Here, we also report the isolation of two rare actinobacteria, namely, Nonomurae salmonae and Actinocorallia libanotica, from saline agricultural fields. Rare actinobacteria are actinobacteria that are difficult to isolate, are abundant in different habitats but need specialized protocols for isolation, and are believed to be a source of diverse new chemical compounds [32]. Rare actinobacteria are considered as an unexplored source of novel bioactive metabolites and hence are increasingly being investigated [33]. Our study provides useful preliminary information about the antimicrobial potential of isolated rare actinobacteria against plant pathogens.
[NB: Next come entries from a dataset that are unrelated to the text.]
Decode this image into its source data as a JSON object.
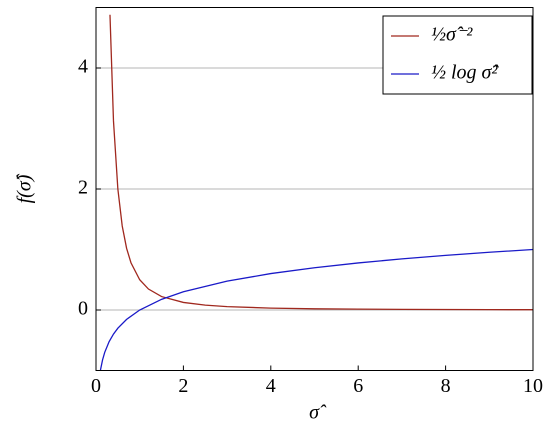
{
  "chart_data": {
    "type": "line",
    "xlabel": "σ̂",
    "ylabel": "f(σ̂)",
    "xlim": [
      0,
      10
    ],
    "ylim": [
      -1,
      5
    ],
    "xticks": [
      0,
      2,
      4,
      6,
      8,
      10
    ],
    "yticks": [
      0,
      2,
      4
    ],
    "grid": true,
    "legend": "upper right",
    "series": [
      {
        "name": "½σ̂⁻²",
        "color": "#a0281e",
        "x": [
          0.32,
          0.4,
          0.5,
          0.6,
          0.7,
          0.8,
          1,
          1.2,
          1.5,
          2,
          2.5,
          3,
          4,
          5,
          6,
          7,
          8,
          9,
          10
        ],
        "values": [
          4.88,
          3.125,
          2,
          1.389,
          1.02,
          0.781,
          0.5,
          0.347,
          0.222,
          0.125,
          0.08,
          0.056,
          0.031,
          0.02,
          0.014,
          0.01,
          0.008,
          0.006,
          0.005
        ]
      },
      {
        "name": "½ log σ̂²",
        "color": "#1a1ac8",
        "x": [
          0.1,
          0.15,
          0.2,
          0.3,
          0.4,
          0.5,
          0.7,
          1,
          1.5,
          2,
          3,
          4,
          5,
          6,
          7,
          8,
          9,
          10
        ],
        "values": [
          -1,
          -0.824,
          -0.699,
          -0.523,
          -0.398,
          -0.301,
          -0.155,
          0,
          0.176,
          0.301,
          0.477,
          0.602,
          0.699,
          0.778,
          0.845,
          0.903,
          0.954,
          1
        ]
      }
    ]
  }
}
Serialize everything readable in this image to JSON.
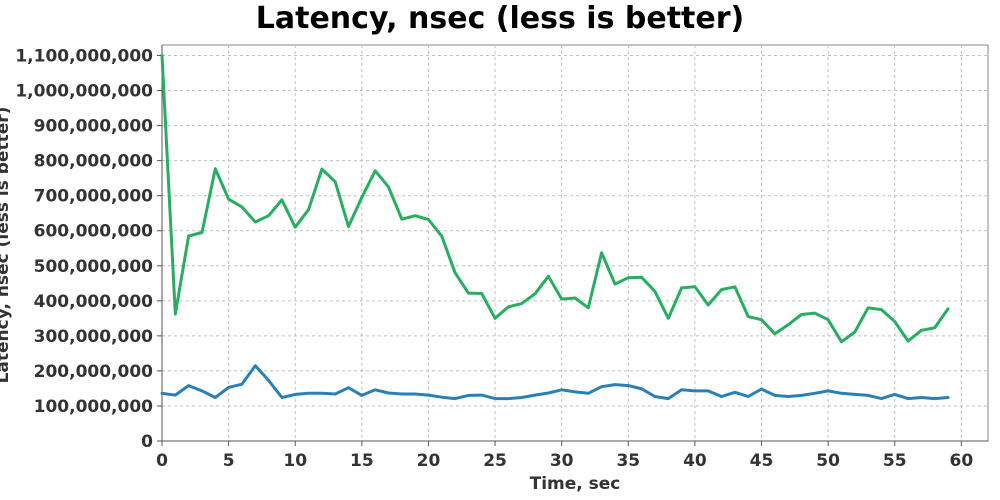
{
  "chart_data": {
    "type": "line",
    "title": "Latency, nsec (less is better)",
    "xlabel": "Time, sec",
    "ylabel": "Latency, nsec (less is better)",
    "xlim": [
      0,
      62
    ],
    "ylim": [
      0,
      1130000000
    ],
    "grid": true,
    "legend": "none",
    "x_ticks": [
      0,
      5,
      10,
      15,
      20,
      25,
      30,
      35,
      40,
      45,
      50,
      55,
      60
    ],
    "y_ticks": [
      0,
      100000000,
      200000000,
      300000000,
      400000000,
      500000000,
      600000000,
      700000000,
      800000000,
      900000000,
      1000000000,
      1100000000
    ],
    "y_tick_labels": [
      "0",
      "100,000,000",
      "200,000,000",
      "300,000,000",
      "400,000,000",
      "500,000,000",
      "600,000,000",
      "700,000,000",
      "800,000,000",
      "900,000,000",
      "1,000,000,000",
      "1,100,000,000"
    ],
    "x": [
      0,
      1,
      2,
      3,
      4,
      5,
      6,
      7,
      8,
      9,
      10,
      11,
      12,
      13,
      14,
      15,
      16,
      17,
      18,
      19,
      20,
      21,
      22,
      23,
      24,
      25,
      26,
      27,
      28,
      29,
      30,
      31,
      32,
      33,
      34,
      35,
      36,
      37,
      38,
      39,
      40,
      41,
      42,
      43,
      44,
      45,
      46,
      47,
      48,
      49,
      50,
      51,
      52,
      53,
      54,
      55,
      56,
      57,
      58,
      59
    ],
    "series": [
      {
        "color": "#27ae60",
        "values": [
          1100000000,
          362000000,
          585000000,
          595000000,
          777000000,
          690000000,
          668000000,
          625000000,
          643000000,
          688000000,
          610000000,
          660000000,
          776000000,
          740000000,
          612000000,
          695000000,
          771000000,
          725000000,
          633000000,
          643000000,
          632000000,
          584000000,
          480000000,
          422000000,
          421000000,
          350000000,
          383000000,
          392000000,
          420000000,
          470000000,
          405000000,
          408000000,
          380000000,
          537000000,
          448000000,
          466000000,
          467000000,
          427000000,
          350000000,
          437000000,
          440000000,
          388000000,
          432000000,
          440000000,
          355000000,
          346000000,
          306000000,
          332000000,
          361000000,
          365000000,
          346000000,
          283000000,
          311000000,
          380000000,
          375000000,
          341000000,
          285000000,
          316000000,
          323000000,
          377000000
        ]
      },
      {
        "color": "#2980b9",
        "values": [
          136000000,
          131000000,
          158000000,
          143000000,
          124000000,
          153000000,
          162000000,
          215000000,
          173000000,
          124000000,
          133000000,
          136000000,
          136000000,
          134000000,
          152000000,
          130000000,
          146000000,
          137000000,
          134000000,
          134000000,
          131000000,
          125000000,
          121000000,
          130000000,
          131000000,
          121000000,
          121000000,
          124000000,
          131000000,
          137000000,
          146000000,
          140000000,
          136000000,
          155000000,
          161000000,
          158000000,
          149000000,
          127000000,
          121000000,
          146000000,
          143000000,
          143000000,
          127000000,
          139000000,
          127000000,
          148000000,
          130000000,
          127000000,
          130000000,
          136000000,
          143000000,
          136000000,
          133000000,
          130000000,
          121000000,
          133000000,
          121000000,
          124000000,
          121000000,
          124000000
        ]
      }
    ]
  }
}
Our study is the first to assess the antimicrobial potential in general and antibacterial potential in specific of Nonomurae salmonae and Actinocorallia libanotica against P. syringae and X. axonopodis. It was deduced from the results that Nonomurae salmonae was active against P. syringae only and Actinocorallia libanotica was inactive against both of the bacterial pathogens. Furthermore, both isolates exhibited moderate to good antifungal activity. These results encourage us to further assess the active component involved in the activity and study different conditions required for the optimum production of the active component. Some previous studies on the members of the same genera of rare actinobacteria can be related to our results. One of the studies on Nonomuraea sp. IB 2015I9-2 grown on different media reported bioactivity of its crude extract against St. carnosus culture at varying concentrations [34]. In another study, some members of genus Nonomuraea were revealed to be a valuable source of novel metabolites for medical and industrial purposes [35]. Hence, we can say that preliminary information on the bioactivity of Nonomurae salmonae from our research is in congruence with previous findings on the members of the same genus.
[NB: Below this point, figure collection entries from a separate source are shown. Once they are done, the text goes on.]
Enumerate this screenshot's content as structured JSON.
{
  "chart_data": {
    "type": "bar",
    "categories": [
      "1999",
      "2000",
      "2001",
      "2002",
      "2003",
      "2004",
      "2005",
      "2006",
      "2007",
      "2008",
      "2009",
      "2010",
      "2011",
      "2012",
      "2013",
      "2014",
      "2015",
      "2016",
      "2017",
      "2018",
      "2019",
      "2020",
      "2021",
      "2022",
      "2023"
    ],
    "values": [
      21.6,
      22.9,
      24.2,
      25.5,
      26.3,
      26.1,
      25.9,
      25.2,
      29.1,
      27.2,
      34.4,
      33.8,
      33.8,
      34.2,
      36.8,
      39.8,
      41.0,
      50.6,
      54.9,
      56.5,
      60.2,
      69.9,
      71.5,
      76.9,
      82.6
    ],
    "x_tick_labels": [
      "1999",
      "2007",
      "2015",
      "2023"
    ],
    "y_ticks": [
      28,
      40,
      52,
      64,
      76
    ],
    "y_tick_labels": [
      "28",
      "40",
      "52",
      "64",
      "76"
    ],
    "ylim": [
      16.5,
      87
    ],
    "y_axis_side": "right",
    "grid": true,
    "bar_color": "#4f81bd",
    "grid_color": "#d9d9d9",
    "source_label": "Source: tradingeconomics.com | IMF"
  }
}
A previous study on Actinocorallia libanotica reported its antimicrobial activity as weak to moderate against E. coli, S. aureus, M. luteus, and B. cereus [33]. This can be related to our results, where Actinocorallia libanotica was observed to show no activity against different bacterial pathogens and moderate activity against fungal plant pathogens. Another study on Actinocorallia aurantiaca reported the isolation of three new bioactive compounds, namely, aurantiadioic acids A-B and aurantoic acid A [36]. The apparent inactivity or weak activity of rare actinomycetes in the present study can be attributed to the requirement of special conditions for the growth and production of the active metabolite. Detailed studies to assess the conditions under which these rare actinobacteria produce active metabolites are required.

5. Conclusions

Bioactive-pigmented bacteria are relatively less investigated as biocontrol agents. Our study is one of the few studies on the biocontrol potential of pigmented bacteria against plant pathogenic bacteria and fungi. It was a preliminary study with encouraging results, demanding detailed research to isolate, identify, and assess the active components involved in bioactivity. Furthermore, the present study reports, for the first time, the bioactivity of two rare actinobacterial species, namely, Nonomurae salmonae and Actinocorallia libanotica, against bacterial plant pathogens. Detailed studies are needed and are underway by our group to work out the optimum conditions for the induction of production of active metabolites by rare isolates and the characterization of active components in the crude pigmented extract.